Lead economist Elena Ianchovichina wrote the World Bank report and stated that expansions in the social measures played out during this period of uncertainty are reasonable to offer protection and assistance to the most vulnerable, as well as maintaining support for the reformation. It is essential that these measures put into place are complimentary to the necessary reforms and are delivered efficiently to those most in need.

The World Bank, when commenting on rising prices of commodities in the MENA region, stated that each nation has felt the impact differently, as determined by their level of dependence on oil and food imports. The difference between domestic and international prices, called the pass-through, has had an effect. Due to the fact that many nations in the MENA region are dependent on the import of food such as oils, sugar and cereals, these countries face the risk of higher import bills, greater inflation, excessive malnutrition and deteriorating fiscal balances should the food prices continue to increase and the governments choose to offer subsidised food.

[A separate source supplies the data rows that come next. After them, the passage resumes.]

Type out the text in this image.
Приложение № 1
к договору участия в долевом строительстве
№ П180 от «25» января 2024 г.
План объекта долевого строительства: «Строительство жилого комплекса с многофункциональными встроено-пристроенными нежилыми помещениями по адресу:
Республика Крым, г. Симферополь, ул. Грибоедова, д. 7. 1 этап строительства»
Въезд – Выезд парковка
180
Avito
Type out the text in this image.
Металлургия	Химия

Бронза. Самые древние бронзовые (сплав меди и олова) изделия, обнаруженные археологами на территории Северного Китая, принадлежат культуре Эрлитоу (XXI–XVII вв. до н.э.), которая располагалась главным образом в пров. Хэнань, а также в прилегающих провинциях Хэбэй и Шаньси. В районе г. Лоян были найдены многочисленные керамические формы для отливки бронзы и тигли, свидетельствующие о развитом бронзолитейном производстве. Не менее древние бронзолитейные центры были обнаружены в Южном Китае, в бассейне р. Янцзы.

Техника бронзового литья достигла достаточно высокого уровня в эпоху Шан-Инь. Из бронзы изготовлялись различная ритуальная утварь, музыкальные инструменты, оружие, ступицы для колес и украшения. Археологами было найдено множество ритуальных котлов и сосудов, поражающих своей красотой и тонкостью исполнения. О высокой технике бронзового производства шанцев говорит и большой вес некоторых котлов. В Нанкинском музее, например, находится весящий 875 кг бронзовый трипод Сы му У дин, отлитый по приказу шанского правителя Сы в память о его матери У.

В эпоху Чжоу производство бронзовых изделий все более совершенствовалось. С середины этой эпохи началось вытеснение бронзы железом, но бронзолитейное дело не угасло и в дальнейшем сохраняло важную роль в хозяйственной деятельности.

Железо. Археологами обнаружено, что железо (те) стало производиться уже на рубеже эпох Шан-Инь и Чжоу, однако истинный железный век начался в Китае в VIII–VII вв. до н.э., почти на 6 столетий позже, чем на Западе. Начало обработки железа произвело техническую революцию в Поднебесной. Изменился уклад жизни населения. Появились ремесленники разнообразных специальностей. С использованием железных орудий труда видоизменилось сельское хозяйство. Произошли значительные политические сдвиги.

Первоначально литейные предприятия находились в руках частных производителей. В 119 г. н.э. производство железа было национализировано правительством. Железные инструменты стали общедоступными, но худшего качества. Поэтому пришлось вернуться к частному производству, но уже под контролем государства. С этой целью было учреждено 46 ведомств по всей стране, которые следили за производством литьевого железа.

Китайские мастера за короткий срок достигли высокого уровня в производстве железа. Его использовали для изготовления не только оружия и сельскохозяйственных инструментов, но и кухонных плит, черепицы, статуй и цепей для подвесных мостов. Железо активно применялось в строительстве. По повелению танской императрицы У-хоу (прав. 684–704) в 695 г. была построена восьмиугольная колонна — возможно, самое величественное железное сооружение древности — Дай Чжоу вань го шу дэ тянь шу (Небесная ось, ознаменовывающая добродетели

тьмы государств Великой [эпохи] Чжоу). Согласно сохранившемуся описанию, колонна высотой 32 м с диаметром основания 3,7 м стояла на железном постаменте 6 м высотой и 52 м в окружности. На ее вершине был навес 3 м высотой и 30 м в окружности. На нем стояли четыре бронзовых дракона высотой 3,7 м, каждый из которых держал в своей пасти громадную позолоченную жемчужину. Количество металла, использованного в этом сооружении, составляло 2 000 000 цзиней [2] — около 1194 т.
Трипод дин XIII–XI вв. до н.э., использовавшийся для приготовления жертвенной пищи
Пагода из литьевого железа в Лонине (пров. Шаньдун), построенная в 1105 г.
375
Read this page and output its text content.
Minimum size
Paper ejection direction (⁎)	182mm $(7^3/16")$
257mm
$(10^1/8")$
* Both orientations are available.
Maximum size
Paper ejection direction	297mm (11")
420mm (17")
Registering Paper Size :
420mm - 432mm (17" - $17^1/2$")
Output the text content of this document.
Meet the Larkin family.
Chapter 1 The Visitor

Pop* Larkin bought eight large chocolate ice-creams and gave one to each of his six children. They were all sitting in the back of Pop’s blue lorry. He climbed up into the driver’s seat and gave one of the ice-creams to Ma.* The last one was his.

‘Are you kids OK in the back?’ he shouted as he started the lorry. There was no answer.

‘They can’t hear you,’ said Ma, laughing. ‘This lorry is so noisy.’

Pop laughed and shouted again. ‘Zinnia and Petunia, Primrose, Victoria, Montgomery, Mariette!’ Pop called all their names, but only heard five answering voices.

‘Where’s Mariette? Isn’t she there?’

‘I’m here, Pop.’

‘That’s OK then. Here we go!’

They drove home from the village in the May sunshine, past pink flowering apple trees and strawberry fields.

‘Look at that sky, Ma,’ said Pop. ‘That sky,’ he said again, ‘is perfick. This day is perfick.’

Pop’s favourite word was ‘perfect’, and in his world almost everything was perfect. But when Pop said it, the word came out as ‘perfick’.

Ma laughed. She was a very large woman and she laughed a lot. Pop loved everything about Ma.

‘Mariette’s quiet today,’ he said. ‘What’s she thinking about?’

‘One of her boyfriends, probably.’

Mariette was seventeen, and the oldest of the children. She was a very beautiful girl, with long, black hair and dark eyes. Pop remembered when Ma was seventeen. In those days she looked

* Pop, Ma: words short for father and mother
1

The security of food has been and will continue to be seen as a key issue for Arab nations, according to Julian Lampietti. Lampiettie is a leading Food Security Expert in the World Bank’s MENA region department. Complacency with regards to this issue is not acceptable, according to Lampietti, as the wheat stocks are lower across the globe and the Arab world continues to import around one third of all the wheat traded in the world. It is possible to reduce the volatility of food prices within the region using logistics and infrastructure investments, according to Lampietti. He noted that certain regional examples are being continually analyzed and indicative of how to manage exposure to spikes in food prices while still ensuring dietary essentials are supplied in a timely matter.